Wide Open Spaces
As it turned out, this was a perfect example of the "bad assignment" that resulted in many positive outcomes.

Illustration: Sequoia Blankenship
Recently, I took my wife, the Sarge, to see my old stomping grounds on the Navajo Nation. We stopped to look at the new Four Corners Monument and then down to where my trailer used to sit at the Junction of US 160 and SR 504, in the little village of Teec Nos Pos. There is a new highway facility there now, and no Highway Patrol trailers. In fact, driving the length of the reservation we saw only one trooper.
The first thing that strikes you when you travel through the Navajo Nation is the vastness of the land. The reservation is approximately the size of West Virginia and home to the largest tribe in North America, the Navajos; it is also the home of the Hopi, a remarkable people living on the "Mesas" that compose their homeland.
My mind flooded with all remarkable memories I had from my time there. I drove past locations of fatals, fights, DWI's, and the tribal dances I had worked. Back then, I had left the urban streets of Tucson, with all of its remarkable adventures, to see what I might find in one of Arizona's most remote and unique assignments.
As it turned out, this was a perfect example of the "bad assignment" that resulted in many positive outcomes. As the old Stoic emperor Marcus Aurelius wrote, "The impediment to action advances action. What stands in the way becomes the way." I embarked on this experience to learn as much as I could about the world around me, and it ended up shaping my beliefs about officer safety, training, and myriad other things. I studied the Navajo, read books I had always felt guilty about never reading, ran a marathon, learned to make bread from flour I had freshly ground, and experienced other things I never imagined I could still see in 1978.
I must confess I didn't leave the Tucson PD just to go to some remote location, but rather to get into the criminal investigation side of the agency that I had worked with, and hoped to work with again in the future. The deal was that everyone joining the Department of Public Safety (DPS) had to first serve in the Highway Patrol, and assignments weren't determined until the end of the academy—which everyone, no matter who you were, had to attend. Since I was married with no children, it was pretty certain I would get a remote assignment. So, when I saw Teec on the list, I just took it.
There was a saying in the highway patrol that if you really screwed up they would "Send you to Teec Nos Pos!" Well, I decided to see what that was all about, and I sure did. Every shift was unique, starting with the day I moved into the state trailer and found the pipes frozen in the below-zero weather of the reservation.
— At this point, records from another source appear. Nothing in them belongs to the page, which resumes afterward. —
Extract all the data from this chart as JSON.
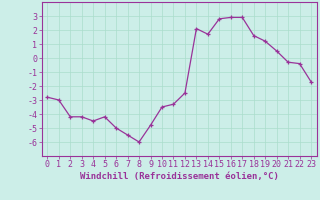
{
  "x": [
    0,
    1,
    2,
    3,
    4,
    5,
    6,
    7,
    8,
    9,
    10,
    11,
    12,
    13,
    14,
    15,
    16,
    17,
    18,
    19,
    20,
    21,
    22,
    23
  ],
  "y": [
    -2.8,
    -3.0,
    -4.2,
    -4.2,
    -4.5,
    -4.2,
    -5.0,
    -5.5,
    -6.0,
    -4.8,
    -3.5,
    -3.3,
    -2.5,
    2.1,
    1.7,
    2.8,
    2.9,
    2.9,
    1.6,
    1.2,
    0.5,
    -0.3,
    -0.4,
    -1.7
  ],
  "line_color": "#993399",
  "marker_color": "#993399",
  "bg_color": "#cceee8",
  "grid_color": "#aaddcc",
  "axis_color": "#993399",
  "xlabel": "Windchill (Refroidissement éolien,°C)",
  "ylim": [
    -7,
    4
  ],
  "xlim": [
    -0.5,
    23.5
  ],
  "yticks": [
    -6,
    -5,
    -4,
    -3,
    -2,
    -1,
    0,
    1,
    2,
    3
  ],
  "xticks": [
    0,
    1,
    2,
    3,
    4,
    5,
    6,
    7,
    8,
    9,
    10,
    11,
    12,
    13,
    14,
    15,
    16,
    17,
    18,
    19,
    20,
    21,
    22,
    23
  ],
  "xlabel_fontsize": 6.5,
  "tick_fontsize": 6.0
}
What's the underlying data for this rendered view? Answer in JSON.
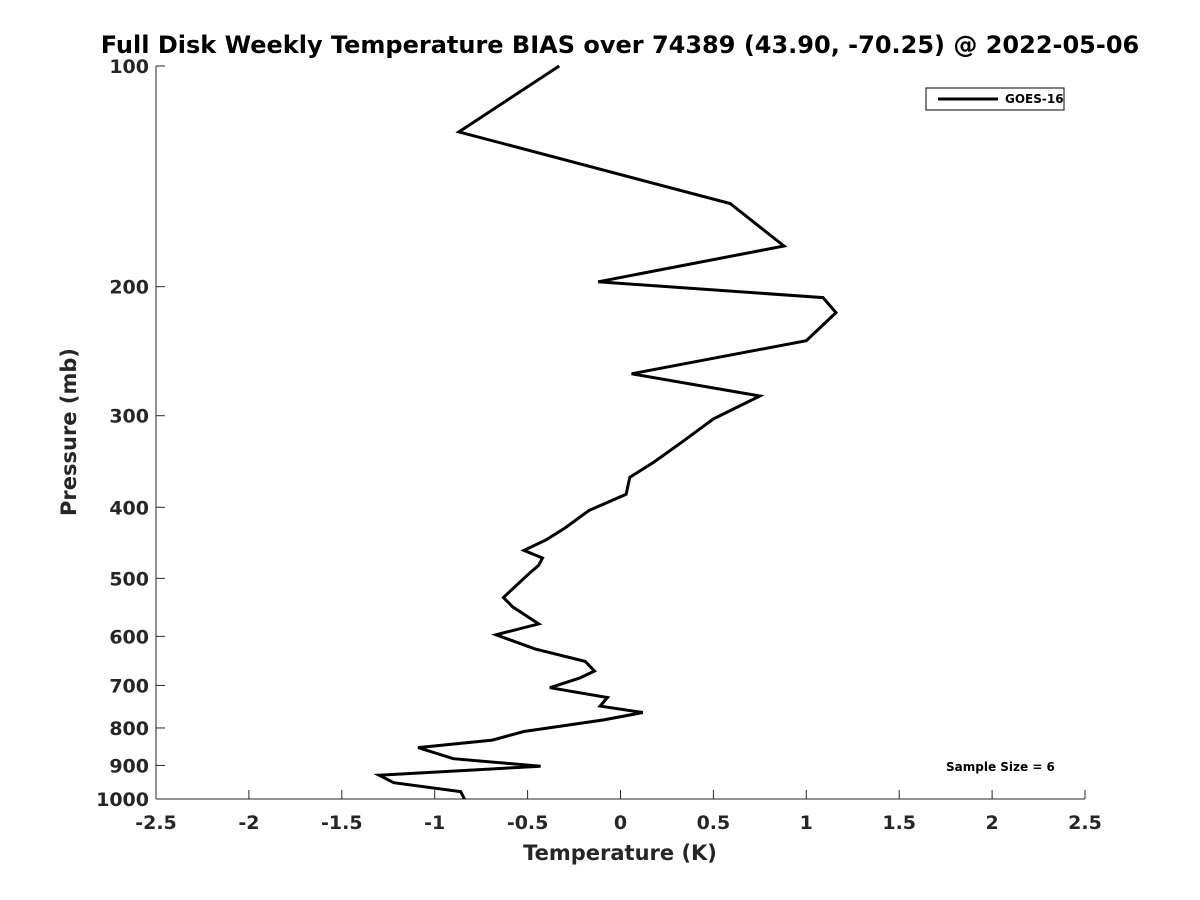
{
  "chart_data": {
    "type": "line",
    "title": "Full Disk Weekly Temperature BIAS over 74389 (43.90, -70.25) @ 2022-05-06",
    "xlabel": "Temperature (K)",
    "ylabel": "Pressure (mb)",
    "xlim": [
      -2.5,
      2.5
    ],
    "ylim": [
      100,
      1000
    ],
    "yscale": "log",
    "y_reversed": true,
    "grid": false,
    "legend_position": "top-right",
    "x_ticks": [
      -2.5,
      -2,
      -1.5,
      -1,
      -0.5,
      0,
      0.5,
      1,
      1.5,
      2,
      2.5
    ],
    "x_tick_labels": [
      "-2.5",
      "-2",
      "-1.5",
      "-1",
      "-0.5",
      "0",
      "0.5",
      "1",
      "1.5",
      "2",
      "2.5"
    ],
    "y_ticks": [
      100,
      200,
      300,
      400,
      500,
      600,
      700,
      800,
      900,
      1000
    ],
    "y_tick_labels": [
      "100",
      "200",
      "300",
      "400",
      "500",
      "600",
      "700",
      "800",
      "900",
      "1000"
    ],
    "series": [
      {
        "name": "GOES-16",
        "color": "#000000",
        "x": [
          -0.33,
          -0.87,
          0.59,
          0.88,
          -0.12,
          1.09,
          1.16,
          1.0,
          0.06,
          0.75,
          0.5,
          0.33,
          0.18,
          0.05,
          0.03,
          -0.17,
          -0.3,
          -0.4,
          -0.52,
          -0.42,
          -0.44,
          -0.49,
          -0.63,
          -0.58,
          -0.44,
          -0.67,
          -0.46,
          -0.19,
          -0.14,
          -0.22,
          -0.38,
          -0.07,
          -0.11,
          0.12,
          -0.09,
          -0.52,
          -0.69,
          -1.09,
          -0.9,
          -0.43,
          -1.3,
          -1.22,
          -0.86,
          -0.84
        ],
        "y": [
          100,
          123,
          154,
          176,
          197,
          207,
          217,
          237,
          263,
          282,
          303,
          326,
          347,
          364,
          384,
          404,
          427,
          443,
          458,
          469,
          480,
          492,
          531,
          547,
          577,
          597,
          624,
          649,
          669,
          684,
          705,
          727,
          747,
          762,
          780,
          809,
          831,
          851,
          881,
          902,
          928,
          950,
          977,
          1000
        ]
      }
    ],
    "annotations": [
      "Sample Size = 6"
    ]
  }
}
Harsh weather, tough people, and vast distances created a unique enforcement environment.
Non-Indian arrestees had to be booked into the county jail in St. John, AZ, 267 miles away from Teec. If a relay couldn't be set up, you had a long drive ahead of you. Often, I would respond many miles to back up another DPS trooper or Tribal officer, and together we typically had to make up tactics for situations that we didn't have the resources for.
For instance, one day I backed up a Navajo DPS officer on a domestic involving a rifle, miles off the road in Utah. We snuck up on a hill overlooking the complainant's hogan and watched the suspect stumble around with an old 30-30 until he finally passed out on the front seat of his pickup…alcohol de-escalation.
Another time, the state decided to upgrade our radio system to UHF from VHF, without taking into account that those of us in the remote assignments still only had VHF radios; the fellow installing my particular repeaters decided to turn the VHF off after completing the UHF installation. Pretty strange to be in a remote area and suddenly the blind spot in your area becomes your whole area. It took a couple of days to get my system back up, and I am sure the dispatchers of Navajo DPS got pretty sick of relaying to Flagstaff DPS what I was doing.
I could go on and on about my time on the reservation, the friends I made, the thrills, the boredom, the learning. All of it shaped me dramatically, but I didn't originally plan on ever being a remote highway patrol officer. I considered the limited number of choices given me in the academy and took advantage of what could have been a miserable assignment. I had no television, no pubs, no gyms, no squad to go drinking with, not even a Circle K within 50 miles. But it turned out to be a defining adventure of my life.
You will be given choices in your career that seem to be lose-lose, when, in fact, they are chances to begin a new and unique adventure. Go for it…good luck and stay safe.